The GDPR considerably increases the sanctions and penalties which can be imposed on organizations which breach its requirements. In particular, the maximum monetary penalties which can be imposed by European data protection regulators for serious breaches have been substantially increased to up to: (i) €20,000,000; or (ii) 4% of an undertaking’s global annual turnover, whichever is the greater.
Clearly, for life sciences and healthcare sector organizations which handle significant amounts of sensitive personal health related data, the imposition of such increased monetary penalties in the event of a serious breach could be highly significant, so ensuring that a robust data protection compliance program is in place will be critical.
Summary of Significant Issues
A checklist of significant issues which life sciences and healthcare sector organizations need to consider is set out below:
- Does the GDPR apply to your organization, even if it is based outside the EU?
- Has your organization established a robust data protection compliance program to ensure compliance with the GDPR?
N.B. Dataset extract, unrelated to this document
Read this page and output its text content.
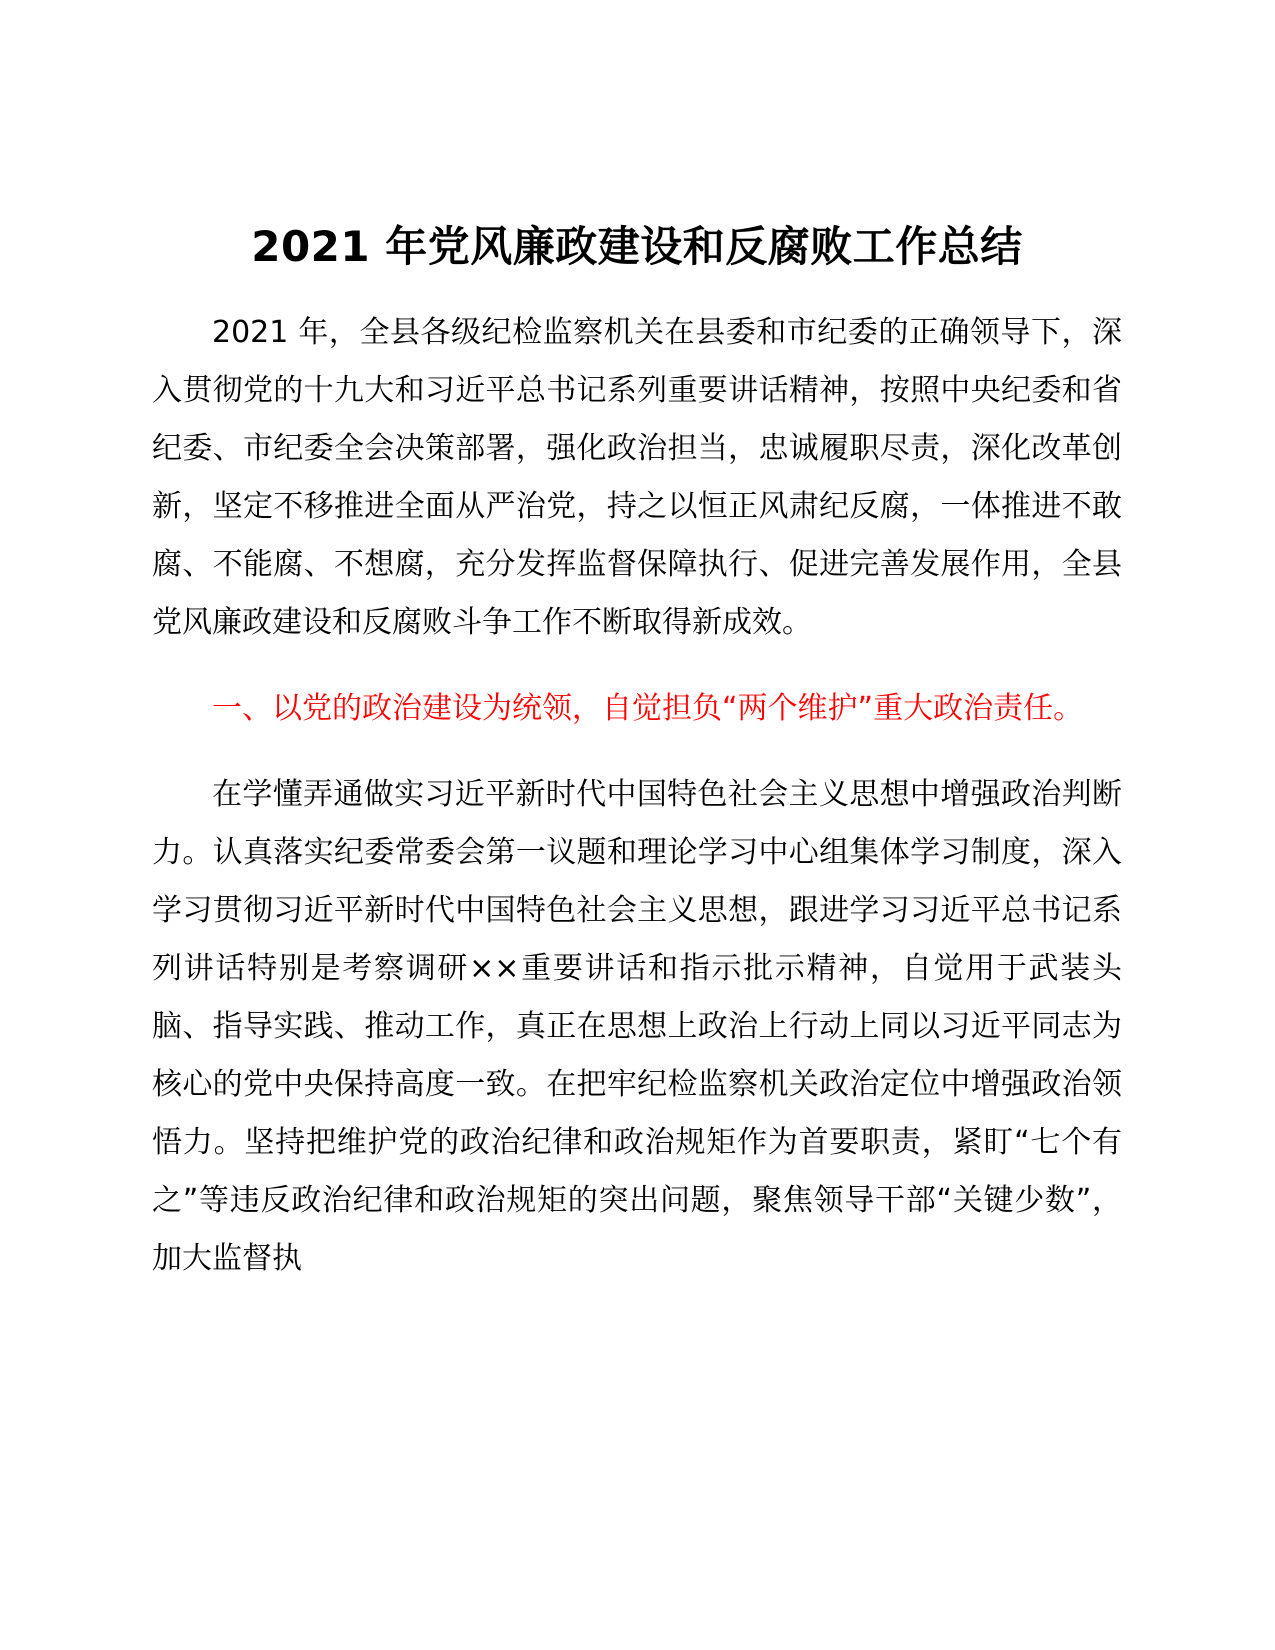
2021 年党风廉政建设和反腐败工作总结

2021 年，全县各级纪检监察机关在县委和市纪委的正确领导下，深入贯彻党的十九大和习近平总书记系列重要讲话精神，按照中央纪委和省纪委、市纪委全会决策部署，强化政治担当，忠诚履职尽责，深化改革创新，坚定不移推进全面从严治党，持之以恒正风肃纪反腐，一体推进不敢腐、不能腐、不想腐，充分发挥监督保障执行、促进完善发展作用，全县党风廉政建设和反腐败斗争工作不断取得新成效。

一、以党的政治建设为统领，自觉担负“两个维护”重大政治责任。

在学懂弄通做实习近平新时代中国特色社会主义思想中增强政治判断力。认真落实纪委常委会第一议题和理论学习中心组集体学习制度，深入学习贯彻习近平新时代中国特色社会主义思想，跟进学习习近平总书记系列讲话特别是考察调研××重要讲话和指示批示精神，自觉用于武装头脑、指导实践、推动工作，真正在思想上政治上行动上同以习近平同志为核心的党中央保持高度一致。在把牢纪检监察机关政治定位中增强政治领悟力。坚持把维护党的政治纪律和政治规矩作为首要职责，紧盯“七个有之”等违反政治纪律和政治规矩的突出问题，聚焦领导干部“关键少数”，加大监督执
- Has your organization established a valid legal basis for processing personal data, particularly data concerning health, genetic data and any other relevant special categories of personal data?
- Has your organization updated its procedures, forms and wording for obtaining individual consents to ensure compliance with the GDPR?
- Does your organization use pseudonymised or “coded” data from which living individuals can be re-identified? If so, does your organization comply with the GDPR’s requirements in respect of it?
- Has your organization implemented appropriate policies and procedures to ensure that data protection by design and default principles are respected?
- Has your organization implemented appropriate policies and procedures to ensure that data protection impact assessments are carried out where required?
- If your organization acts as a data processor in any circumstances, is it able to comply with its new obligations under the GDPR?
Although officially in force, the GDPR will not be enforced by European regulators until 28th May 2018. The matters discussed above highlight some of the issues that are likely to impact upon life sciences and healthcare related organizations however, there are also other, more general, issues raised by the GDPR that such organizations will need to consider.
Life sciences and healthcare related businesses should take steps now to ensure that they are able to comply with the new requirements of the GDPR. This should help such organizations to build and maintain the trust and confidence of their customers, business partners, patients and other individuals whose personal data they collect and process and avoid breaches of relevant data protection rules. Organizations which are prepared for the GDPR are also more likely to avoid enforcement action by European regulators, legal action from data subjects, significant monetary penalties and the attendant reputational damage and negative publicity which can result.